Interview for the Swiss Requirements Day

As a conference board member of the Swiss Requirements Day I was asked to answer some questions with regard to the profession of requirements engineering.

What are the main challenges for requirement engineers / system engineers / business analysts in the upcoming years?

Business analysts, requirements engineers or system analysts have an analytical mindset. They ask the tough questions and find the stumbling blocks within projects. Some organizations may see this as counterproductive or even hindering as they consider projects to be on track only when programmers are doing something. They base their opinion on the misinterpretation of modern (agile) methodologies and again define the programmer to be an analyst, a requirements engineer and an architect as well. Requirements engineers will have to find their place within agile teams and drive the main goals of true requirements engineers: to make a project save, to reduce project risks, and to provide a strong foundation for the development teams.

In your experience, what are the biggest mistakes made by organizations when it comes to requirements?

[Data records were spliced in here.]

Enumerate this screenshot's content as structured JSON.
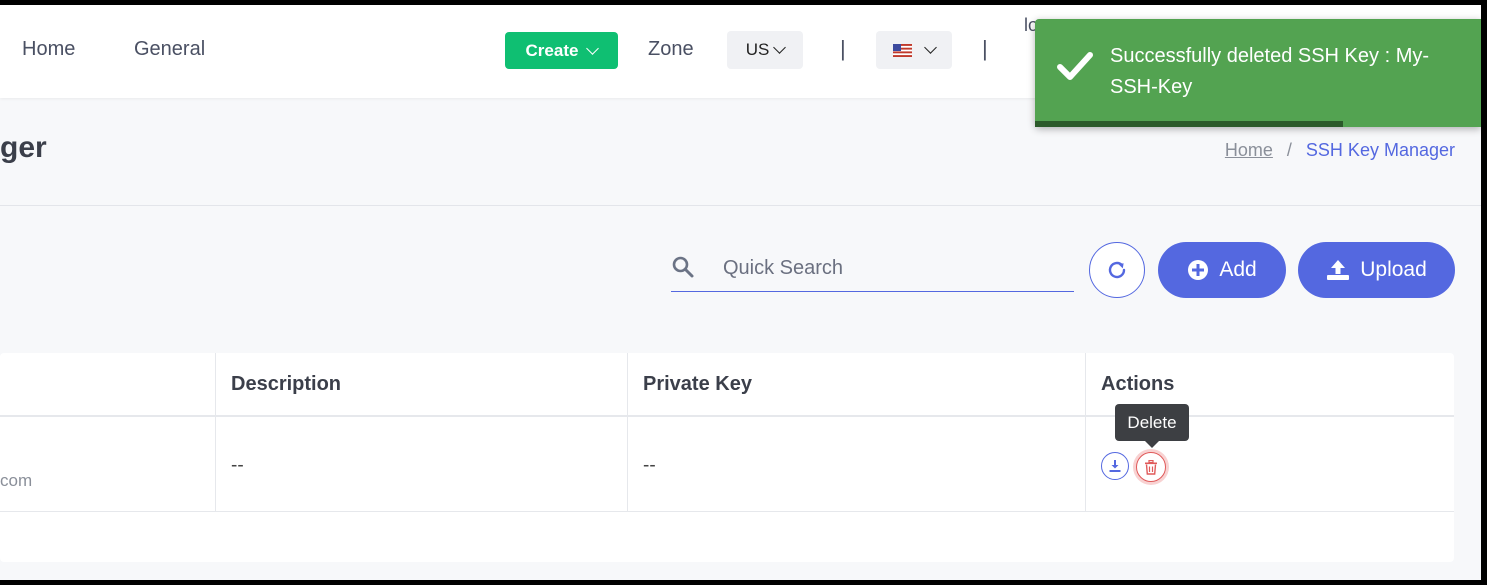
{
  "nav": {
    "home": "Home",
    "general": "General",
    "create_label": "Create",
    "zone_label": "Zone",
    "region_value": "US",
    "separator": "|",
    "partial_text": "lo"
  },
  "page": {
    "title_partial": "ger",
    "breadcrumb": {
      "home": "Home",
      "separator": "/",
      "current": "SSH Key Manager"
    }
  },
  "toolbar": {
    "search_placeholder": "Quick Search",
    "add_label": "Add",
    "upload_label": "Upload"
  },
  "table": {
    "headers": [
      "Description",
      "Private Key",
      "Actions"
    ],
    "rows": [
      {
        "email_partial": "com",
        "description": "--",
        "private_key": "--"
      }
    ],
    "tooltip": "Delete"
  },
  "toast": {
    "message": "Successfully deleted SSH Key : My-SSH-Key",
    "type": "success",
    "progress": 0.69
  },
  "colors": {
    "primary": "#5468e0",
    "create": "#0fbf72",
    "toast_success": "#53a351",
    "danger": "#e05a5a"
  }
}
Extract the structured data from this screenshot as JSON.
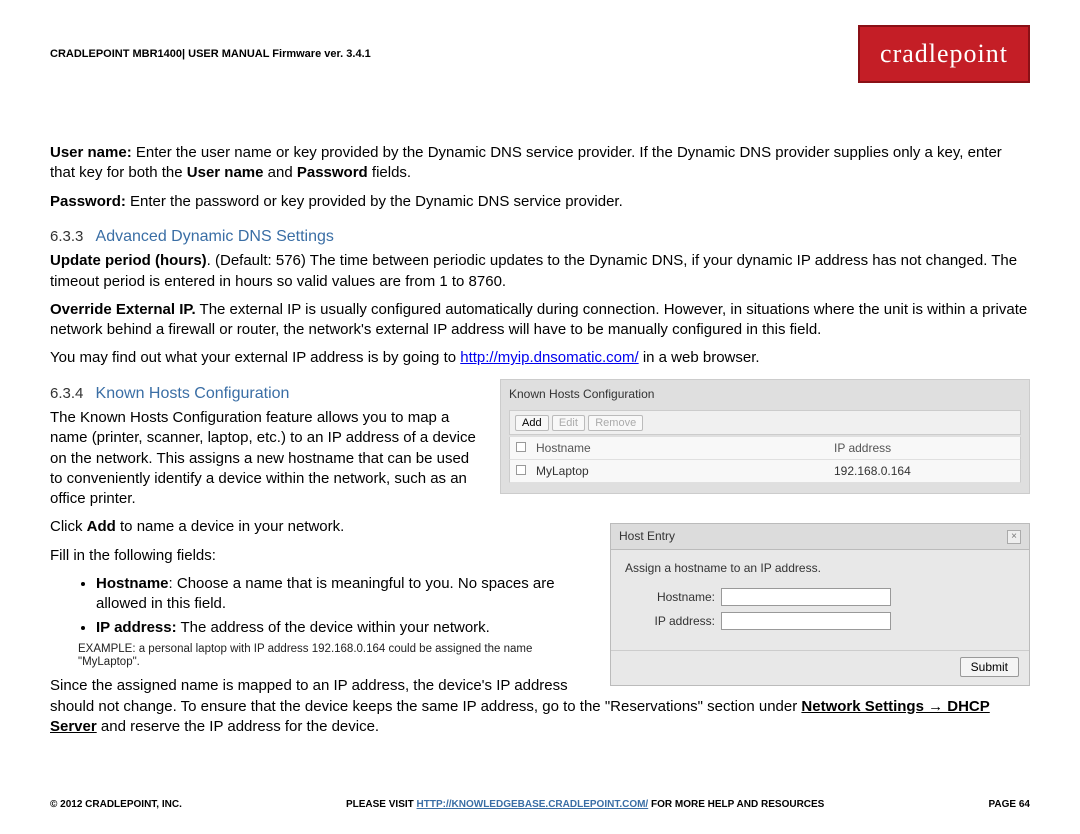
{
  "header": {
    "label": "CRADLEPOINT MBR1400| USER MANUAL Firmware ver. 3.4.1",
    "logo": "cradlepoint"
  },
  "p_username_label": "User name:",
  "p_username_text": " Enter the user name or key provided by the Dynamic DNS service provider. If the Dynamic DNS provider supplies only a key, enter that key for both the ",
  "p_username_b1": "User name",
  "p_username_mid": " and ",
  "p_username_b2": "Password",
  "p_username_end": " fields.",
  "p_password_label": "Password:",
  "p_password_text": " Enter the password or key provided by the Dynamic DNS service provider.",
  "sec633_num": "6.3.3",
  "sec633_title": "Advanced Dynamic DNS Settings",
  "p_update_label": "Update period (hours)",
  "p_update_text": ". (Default: 576) The time between periodic updates to the Dynamic DNS, if your dynamic IP address has not changed. The timeout period is entered in hours so valid values are from 1 to 8760.",
  "p_override_label": "Override External IP.",
  "p_override_text": " The external IP is usually configured automatically during connection. However, in situations where the unit is within a private network behind a firewall or router, the network's external IP address will have to be manually configured in this field.",
  "p_findip_pre": "You may find out what your external IP address is by going to ",
  "p_findip_link": "http://myip.dnsomatic.com/",
  "p_findip_post": " in a web browser.",
  "sec634_num": "6.3.4",
  "sec634_title": "Known Hosts Configuration",
  "p_known_text": "The Known Hosts Configuration feature allows you to map a name (printer, scanner, laptop, etc.) to an IP address of a device on the network. This assigns a new hostname that can be used to conveniently identify a device within the network, such as an office printer.",
  "p_click_pre": "Click ",
  "p_click_b": "Add",
  "p_click_post": " to name a device in your network.",
  "p_fill": "Fill in the following fields:",
  "bullet1_b": "Hostname",
  "bullet1_t": ": Choose a name that is meaningful to you. No spaces are allowed in this field.",
  "bullet2_b": "IP address:",
  "bullet2_t": " The address of the device within your network.",
  "example": "EXAMPLE: a personal laptop with IP address 192.168.0.164 could be assigned the name \"MyLaptop\".",
  "p_since_pre": "Since the assigned name is mapped to an IP address, the device's IP address should not change. To ensure that the device keeps the same IP address, go to the \"Reservations\" section under ",
  "p_since_b": "Network Settings → DHCP Server",
  "p_since_post": " and reserve the IP address for the device.",
  "panel1": {
    "title": "Known Hosts Configuration",
    "btn_add": "Add",
    "btn_edit": "Edit",
    "btn_remove": "Remove",
    "col_host": "Hostname",
    "col_ip": "IP address",
    "row_host": "MyLaptop",
    "row_ip": "192.168.0.164"
  },
  "panel2": {
    "title": "Host Entry",
    "desc": "Assign a hostname to an IP address.",
    "label_host": "Hostname:",
    "label_ip": "IP address:",
    "value_host": "",
    "value_ip": "",
    "submit": "Submit"
  },
  "footer": {
    "left": "© 2012 CRADLEPOINT, INC.",
    "mid_pre": "PLEASE VISIT ",
    "mid_link": "HTTP://KNOWLEDGEBASE.CRADLEPOINT.COM/",
    "mid_post": " FOR MORE HELP AND RESOURCES",
    "right": "PAGE 64"
  }
}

Organizations define the life cycle of requirements for each project and not the product or the organization itself. Once a project is over, the implemented requirements are usually forgotten or hidden in some Word or Excel document. In maintenance mode, new requirements are then added to the product in new documents without doing an impact analysis on existing requirements first and without defining a new baseline on the requirements. Also, organizations begin to discuss requirements long before they realize that these are actually requirements. Most often, the people in the organizations think in solutions and not in requirements. They think they already know the solution, without actually knowing what they want achieve with it, first. By doing this, they limit the solution space. They deliberately leave requirements engineers out of discussions because they believe that ‘requirements engineers just over-complicate things’. The result is that these early requirements are not managed, and decisions for or against certain requirements are not documented for the long term. By involving a professional requirements engineer or business analyst who manages the requirements and ensures that requirements do not conflict each other, organizations could utilize requirements engineering skills better.

Which question should you always ask your stakeholders?

Why?’ is most important question to always ask stakeholders, meaning ‘What do you want to achieve with this requirement?’

How can somebody gain excellence in requirement engineering?

A requirements engineer must be a translator among parties and an attorney for the stakeholders, almost like writing up a legal contract – even in agile environments. He or she must therefore be mentally flexible in order to understand different business and technical areas quickly. An excellent requirements engineer has to be objective. He or she must therefore be able differentiate between driving stakeholders to find a solution and influencing stakeholders to drive his or her own solution. A requirements engineer must be very methodical and be interested in the small details while at the same time always seeing the overall big picture. He or she must be mentally strong enough to ask tough questions and be willing to sometimes be looked at as an unknowing person. While IREB trainings and IIBA certifications ensure that a requirements engineer approaches challenges methodically, experience is the main driver to gain excellence.